Determining SEP-IRA contribution limits for employees is much easier. Employees can contribute the lesser of the following two figures: 25 percent of their total compensation or $61,000 for 2022, up from $58,000 in 2021. The compensation limit for qualified SEP-IRA plans as of 2022 was $305,000.
The 3-of-5 Rule
Qualifying employees must be at least 21 years old, have worked at the business for at least three of the past five years, and earned at least $650 from the business in 2021 and 2022 to be included in a SEP-IRA. Those who have met these requirements must be included in the SEP-IRA. However, employers can also choose to have less restrictive eligibility requirements and even include those who just began working with the company.
Business owners who adopt the 3-of-5 rule, however, must strictly adhere to eligibility guidelines. Workers must be included even if they worked as little as a few hours in three of the five qualifying calendar years.

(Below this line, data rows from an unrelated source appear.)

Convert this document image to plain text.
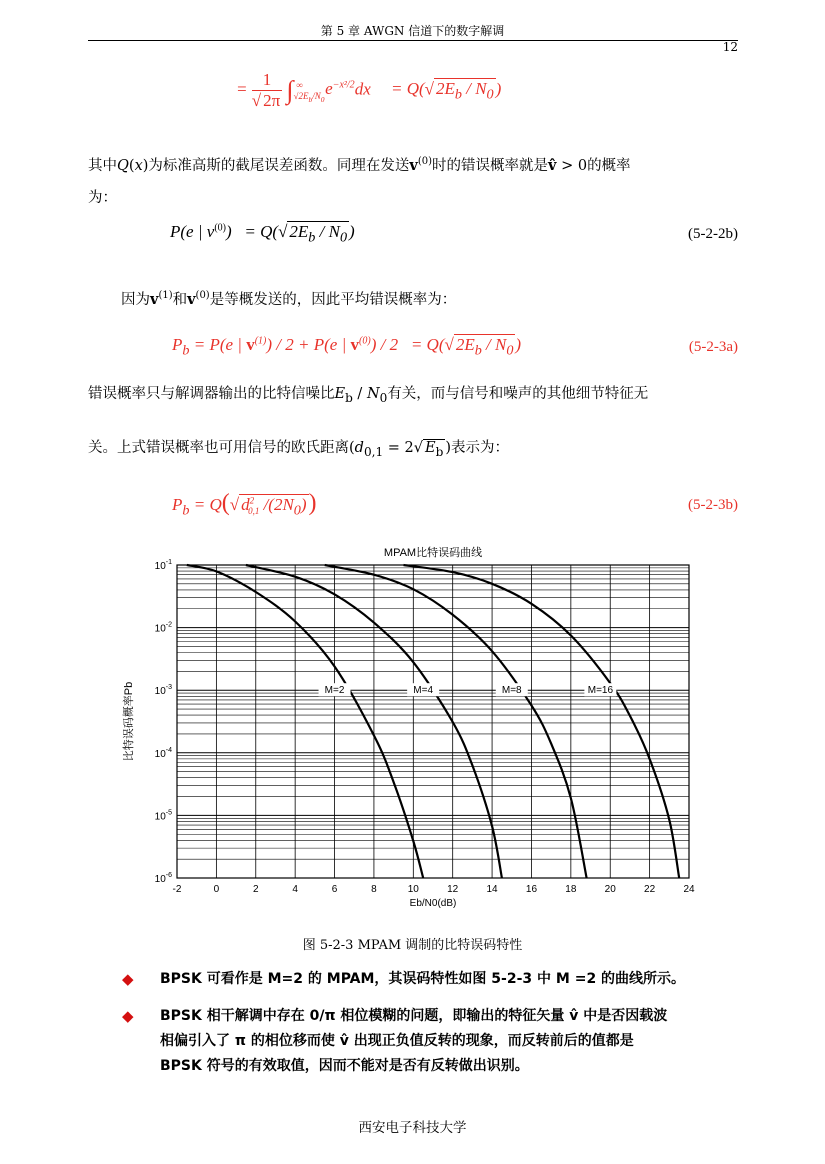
第 5 章 AWGN 信道下的数字解调
12
= $\frac{1}{√ 2\pi} \int_{√2E_b/N_0}^\infty$ $e^{-x^2/2}dx = Q(√$ $2E_b / N_0$ )
其中Q(x)为标准高斯的截尾误差函数。同理在发送$v^{(0)}$时的错误概率就是v̂ > 0的概率
为：
P(e | $v^{(0)}) = Q(√$ $2E_b / N_0$ )	(5-2-2b)
因为$v^{(1)}$和$v^{(0)}$是等概发送的，因此平均错误概率为：
$P_b = P(e$ | $v^{(1)}) / 2 + P(e$ | $v^{(0)}) / 2 = Q(√$ $2E_b / N_0$ )	(5-2-3a)
错误概率只与解调器输出的比特信噪比$E_b / N_0$有关，而与信号和噪声的其他细节特征无
关。上式错误概率也可用信号的欧氏距离($d_{0,1} = 2√$ $E_b$ )表示为：
$P_b = Q(√$ $d^2_{0,1}$ $/(2N_0)$)	(5-2-3b)
-2	0	2	4	6	8	10	12	14	16	18	20	22	24
$10^{-1}$
$10^{-2}$
$10^{-3}$
$10^{-4}$
$10^{-5}$
$10^{-6}$
MPAM比特误码曲线
Eb/N0(dB)
比特误码概率Pb	M=2	M=4	M=8	M=16
图 5-2-3 MPAM 调制的比特误码特性
◆ BPSK 可看作是 M=2 的 MPAM，其误码特性如图 5-2-3 中 M =2 的曲线所示。
◆ BPSK 相干解调中存在 0/π 相位模糊的问题，即输出的特征矢量 v̂ 中是否因载波
相偏引入了 π 的相位移而使 v̂ 出现正负值反转的现象，而反转前后的值都是
BPSK 符号的有效取值，因而不能对是否有反转做出识别。
西安电子科技大学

Employers can correct employee eligibility mistakes via self-correction, voluntary correction, or audit closing agreement programs.
Attractive to Small Business Owners
Many small business owners choose to offer SEP-IRAs as opposed to most other common types of employer-sponsored retirement plans because of the more restrictive 3-of-5 eligibility requirements. This cuts down on costs to the employer. Moreover, SEP-IRAs do not have high operating and start-up costs like other retirement plan accounts, and employers can opt to skip contributions during years in which the business hasn't been profitable. The high annual contribution limits are also very attractive for self employed people who are earning high incomes.
Employers also don't need to worry about managing or making investment decisions with SEP-IRAs. Instead, they can appoint a trustee or financial advisor to select eligible investments, following which the employees can make specific investment decisions. The trustee is also responsible for submitting all necessary documentation to the IRS as well as depositing contributions and sending annual statements to employees. Other employer benefits include adjustable contributions and potential tax benefits.
"The small business owner can create a SEP for themselves and the contributions will typically reduce taxable income, though tax will then be paid in retirement," notes Forbes senior contributor Simon Moore. "Compared to other plans a SEP IRA is a relatively simple solution for saving for retirement."